Later on, as a consumer of open source software I encountered this issue from the other end. Even if a project did use a version control system, like CVS or subversion, it was mostly useful to stay up to date with developments of the project team — the people with commit access. If I made any changes myself, there was no light-weight way to contribute them back. Sure, I could make a patch and send it by e-mail, but that’s a lot of hassle. Who does that? In effect, my changes only lived on my hard drive and ultimately disappeared when cleaning stuff up, after I didn’t need them anymore.
About a year ago I started to use Git, a distributed version control system. That means that, rather than having a centralized source repository, every developer keeps his or her own repository locally. Locally, but maybe also remotely someplace, so that others can access it. For open source, a popular place to host such remote repositories is GitHub. I host a number of repositories at github myself.
So, what would you fork a project for, is that like a hostile take-over? Not really. People usually do it if they found some kind of bug, or want to add some kind of feature and publish those changes (or they want to port the whole thing to Coffeescript, lord knows why). They can do that by simply forking and pushing it to GitHub. If they want, the can send me a pull request, which is a request for me to pull in their changes into my repository, these changes can be merged into my main repository. I say main repository, but there is really no such thing.
So, does that actually work? Yes, it turns out that, indeed, it does.

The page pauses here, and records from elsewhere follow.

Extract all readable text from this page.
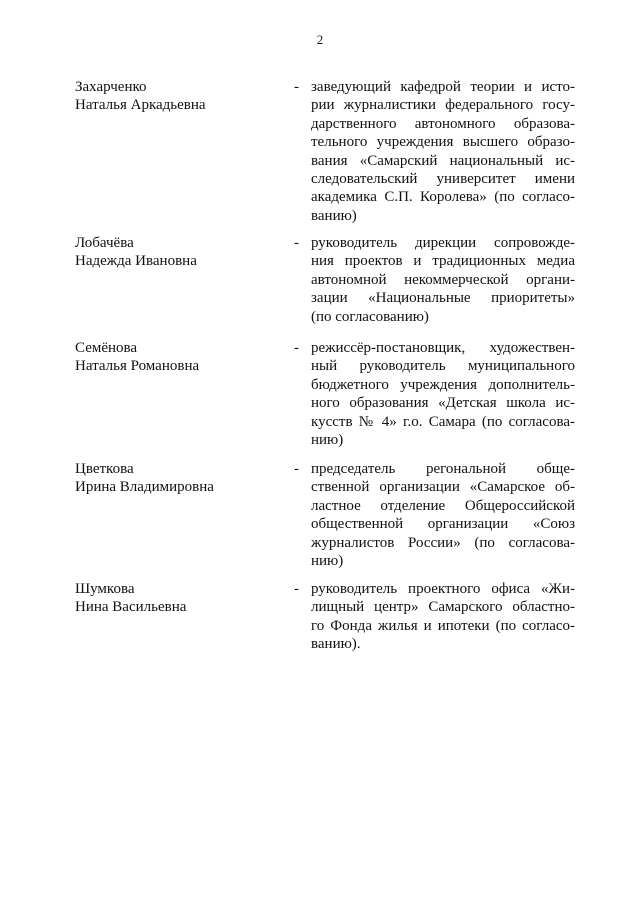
2
Захарченко
Наталья Аркадьевна
- заведующий кафедрой теории и исто-
рии журналистики федерального госу-
дарственного автономного образова-
тельного учреждения высшего образо-
вания «Самарский национальный ис-
следовательский университет имени
академика С.П. Королева» (по согласо-
ванию)
Лобачёва
Надежда Ивановна
- руководитель дирекции сопровожде-
ния проектов и традиционных медиа
автономной некоммерческой органи-
зации «Национальные приоритеты»
(по согласованию)
Семёнова
Наталья Романовна
- режиссёр-постановщик, художествен-
ный руководитель муниципального
бюджетного учреждения дополнитель-
ного образования «Детская школа ис-
кусств № 4» г.о. Самара (по согласова-
нию)
Цветкова
Ирина Владимировна
- председатель регональной обще-
ственной организации «Самарское об-
ластное отделение Общероссийской
общественной организации «Союз
журналистов России» (по согласова-
нию)
Шумкова
Нина Васильевна
- руководитель проектного офиса «Жи-
лищный центр» Самарского областно-
го Фонда жилья и ипотеки (по согласо-
ванию).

In the case of persistence.js, people have contributed bug fixes and the
persistence.migrations.js plug-in (to handle changes in your data model) has been contributed by a “stranger”. With stranger I mean somebody who did not request to be “part of the team” (there’s not really a team), or to get commit access to anything. Just a somebody that happens to use persistence.js, and needed this plug-in. I have contributed fixes to a couple of projects started by others as well, such as nodejs-mysql-native, TouchScroll and congomongo. Doing so was a breeze.
If your open source project is still running on subversion — or lord forbid, CVS — and you feel you do not get a lot of outside contributions, Git (or Mercurial for that matter) is definitely something to consider. GitHub is a great place to host your code, but if you need more space (you only get about 300MB for all your repos together), Gitorious is excellent as well (you get virtually unlimited space there). Or use both!